Robert Tanitch reviews the latest DVDs
I Vitelloni (Cult Films) won the Silver Lion at Venice in 1953 and launched Federico Fellini’s highly successful career. I Vitelloni (which translates as ‘overgrown calves’) does not feel like the Fellini we know so well from his later fantastic works. It offers a slice of Italian social neorealist life set in his birthplace, Rimini, a small seaside town, where he has said “life was inert, provincial, opaque, dull, without cultural stimulation. Every night was the same night.” The five main characters are friends, young middle class layabouts, who haven’t grown up and are still living off their family, idling away their lives, doing nothing and going nowhere. Fellini was the one who got away. The final memorable image is of a train leaving Rimini through the bedrooms of the friends he is leaving behind.

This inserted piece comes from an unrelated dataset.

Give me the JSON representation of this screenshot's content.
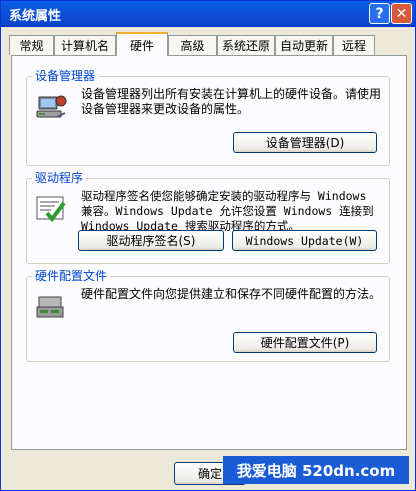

Funny Cow (Entertainment One) is the story of a stand-up comedian (Maxine Peake) who performed successfully in working men’s clubs in the 1970s when women were thought to be unfunny and unable to make men laugh. She had a brutal father, an alcoholic mother and two relationships: one with a man (Tony Pitts) who beat her, totally believable; the other with a librarian (Paddy Considine), intellectually and patronisingly her superior, totally unbelievable. Alun Armstrong plays a comic has-been. The film is a showcase for Maxine Peake. Adrian Shergold directs. Tony Pitts wrote the screenplay. The deleted scenes are well worth watching and should have been kept in.
The Guernsey Literary and Potato Peel Pie Society (StudioCanal) Will the quirky title drive people away or draw them in? The setting is Guernsey under German occupation during World War 2. There are three stories. The first is about a book club and is homage to the power of literature to bring people together and save them from oppression. The second story is about a woman who has an affair with a German soldier and a baby by him. The third story is about a writer (Lily James) having to chose between a very rich American (Glen Powell) and a pig farmer (Michiel Huisman). No prizes for guessing whom she chooses.

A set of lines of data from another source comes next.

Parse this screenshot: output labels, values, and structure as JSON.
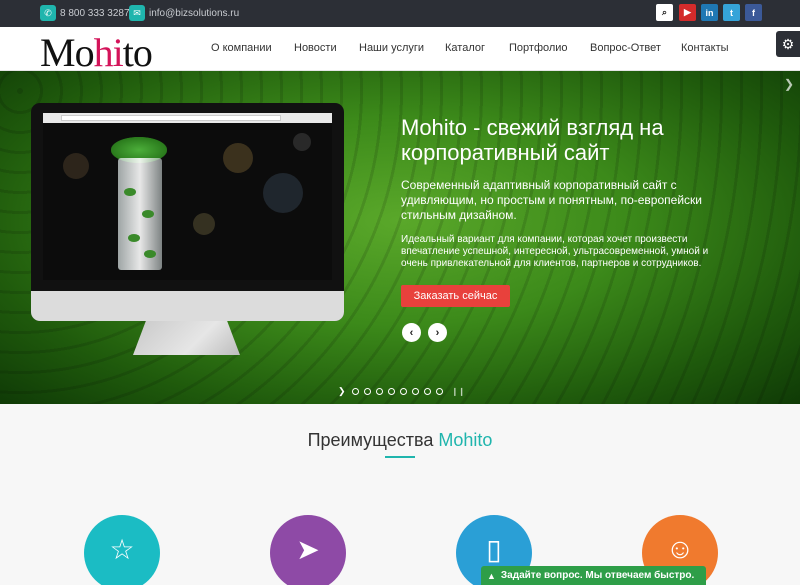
{
  "topbar": {
    "phone": "8 800 333 3287",
    "email": "info@bizsolutions.ru",
    "phone_icon": "phone-icon",
    "email_icon": "mail-icon"
  },
  "social": [
    {
      "name": "search-icon",
      "glyph": "⌕",
      "color": "#ffffff"
    },
    {
      "name": "youtube-icon",
      "glyph": "▶",
      "color": "#d32b2b"
    },
    {
      "name": "linkedin-icon",
      "glyph": "in",
      "color": "#1f78b4"
    },
    {
      "name": "twitter-icon",
      "glyph": "t",
      "color": "#35a4d9"
    },
    {
      "name": "facebook-icon",
      "glyph": "f",
      "color": "#3b5998"
    }
  ],
  "header": {
    "logo_pre": "Mo",
    "logo_hi": "hi",
    "logo_post": "to",
    "nav": [
      "О компании",
      "Новости",
      "Наши услуги",
      "Каталог",
      "Портфолио",
      "Вопрос-Ответ",
      "Контакты"
    ]
  },
  "hero": {
    "title": "Mohito - свежий взгляд на корпоративный сайт",
    "subtitle": "Современный адаптивный корпоративный сайт с удивляющим, но простым и понятным, по-европейски стильным дизайном.",
    "description": "Идеальный вариант для компании, которая хочет произвести впечатление успешной, интересной, ультрасовременной, умной и очень привлекательной для клиентов, партнеров и сотрудников.",
    "cta": "Заказать сейчас",
    "prev": "‹",
    "next": "›",
    "dots_count": 8
  },
  "advantages": {
    "title_pre": "Преимущества ",
    "title_brand": "Mohito",
    "items": [
      {
        "icon": "star-icon",
        "glyph": "☆",
        "color": "#1bbcc4"
      },
      {
        "icon": "paper-plane-icon",
        "glyph": "➤",
        "color": "#8e4aa6"
      },
      {
        "icon": "tablet-icon",
        "glyph": "▯",
        "color": "#2a9fd6"
      },
      {
        "icon": "person-icon",
        "glyph": "🯅",
        "color": "#f07a2e"
      }
    ]
  },
  "chat": {
    "label": "Задайте вопрос. Мы отвечаем быстро.",
    "icon": "chat-icon"
  }
}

Le Crime De Monsieur Lange (StudioCanal) is an early (1936) work by Jean Renoir, famed for La Grande Illusion and La Regle du Jeu. and set in a publishing house where the workers are exploited financially and abused sexually by the owner. When he dies in a train crash the workers, led by Lange, form a co-operative and take over the business. Lange (played by a surprisingly lacklustre René Lefèvre) is meant to represent “the spirit of the Popular Front.” The film is dominated by Jules Berry’s flamboyantly theatrical performance as the publisher, crook, womaniser, a really nasty bit of work who uses people and then drops them. Renoir was drawn to the Communist Party and Jacques Prévert’s script is all for workers’ solidarity and the murder of capitalists.

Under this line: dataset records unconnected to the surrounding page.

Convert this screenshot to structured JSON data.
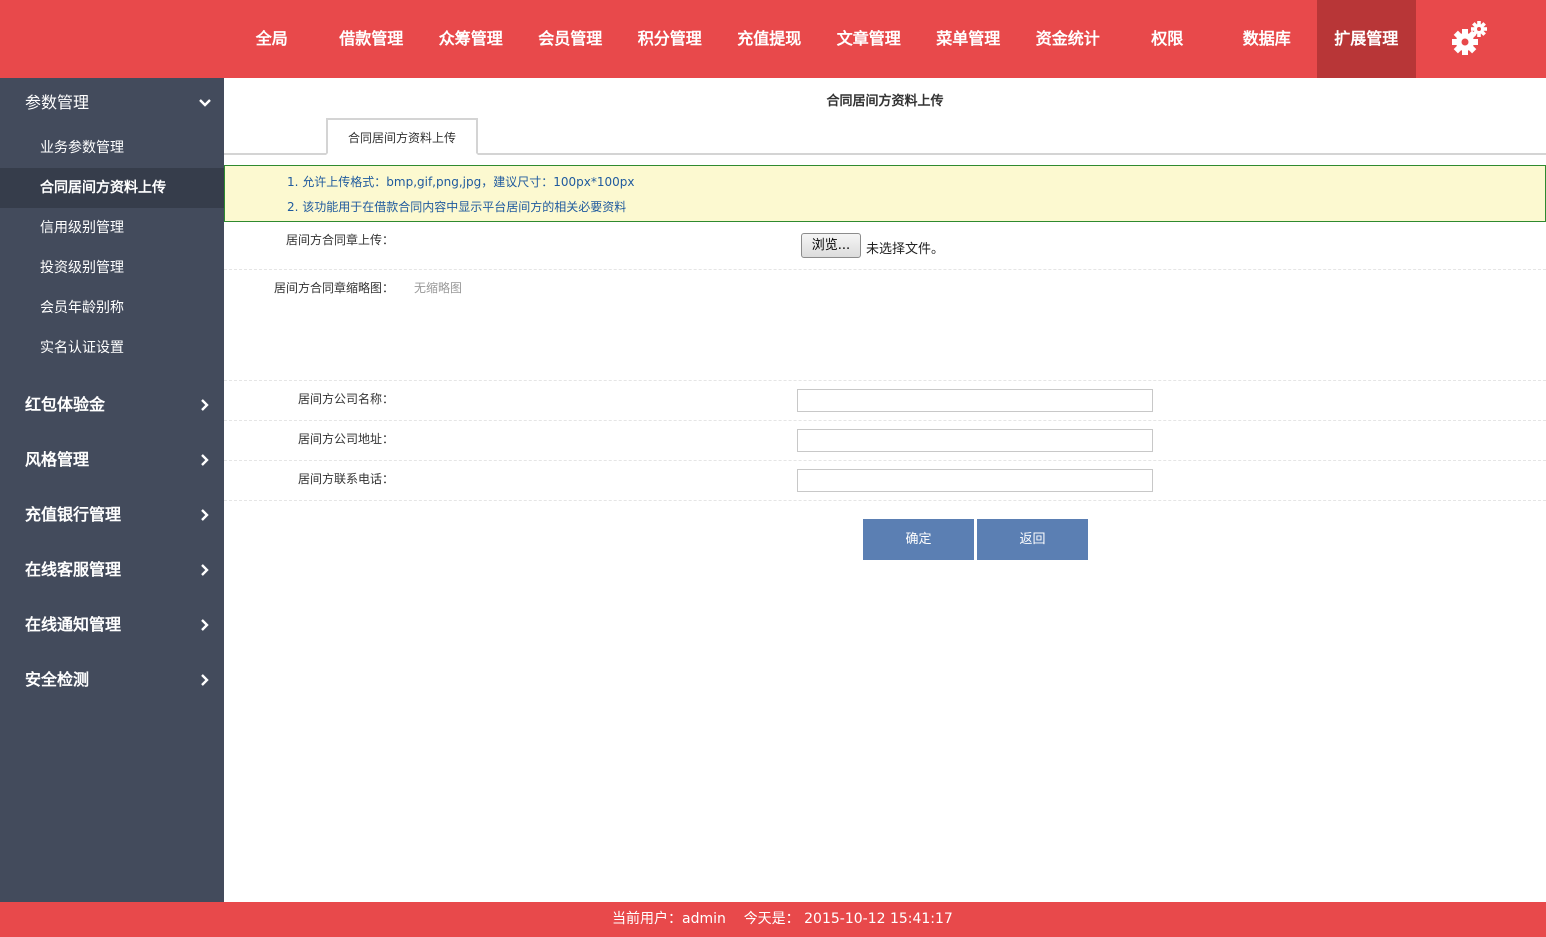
{
  "topnav": {
    "items": [
      "全局",
      "借款管理",
      "众筹管理",
      "会员管理",
      "积分管理",
      "充值提现",
      "文章管理",
      "菜单管理",
      "资金统计",
      "权限",
      "数据库",
      "扩展管理"
    ],
    "active_index": 11,
    "settings_icon": "gears-icon"
  },
  "sidebar": {
    "groups": [
      {
        "label": "参数管理",
        "expanded": true,
        "items": [
          "业务参数管理",
          "合同居间方资料上传",
          "信用级别管理",
          "投资级别管理",
          "会员年龄别称",
          "实名认证设置"
        ],
        "active_item": 1
      },
      {
        "label": "红包体验金",
        "expanded": false
      },
      {
        "label": "风格管理",
        "expanded": false
      },
      {
        "label": "充值银行管理",
        "expanded": false
      },
      {
        "label": "在线客服管理",
        "expanded": false
      },
      {
        "label": "在线通知管理",
        "expanded": false
      },
      {
        "label": "安全检测",
        "expanded": false
      }
    ]
  },
  "main": {
    "title": "合同居间方资料上传",
    "tab_label": "合同居间方资料上传",
    "notice": [
      "1. 允许上传格式：bmp,gif,png,jpg，建议尺寸：100px*100px",
      "2. 该功能用于在借款合同内容中显示平台居间方的相关必要资料"
    ],
    "form": {
      "seal_upload_label": "居间方合同章上传：",
      "browse_label": "浏览...",
      "file_status": "未选择文件。",
      "thumb_label": "居间方合同章缩略图：",
      "thumb_empty": "无缩略图",
      "company_name_label": "居间方公司名称：",
      "company_name_value": "",
      "company_address_label": "居间方公司地址：",
      "company_address_value": "",
      "phone_label": "居间方联系电话：",
      "phone_value": ""
    },
    "confirm_label": "确定",
    "back_label": "返回"
  },
  "footer": {
    "user_prefix": "当前用户：",
    "user": "admin",
    "date_prefix": "今天是：",
    "datetime": "2015-10-12 15:41:17"
  },
  "colors": {
    "brand_red": "#e8494b",
    "nav_active": "#b83637",
    "sidebar_bg": "#434b5c",
    "button_blue": "#5b7fb3"
  }
}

Ghost Stories (Lionsgate). There is a lot of darkness and a lot of noise. The stories don’t add up to anything worth watching. A man, who has made it his mission to expose paranormal cheats, investigates three cases. The nastiest moment is when an autistic schoolboy is persuaded to enter a tunnel and disappears for good. Alex Lawther, who plays a troubled teenager, is easily the most interesting actor. But If you want to see a really good portmanteau of ghost stories, I would give this film a miss and watch the old Ealing classic, Dead of Night instead.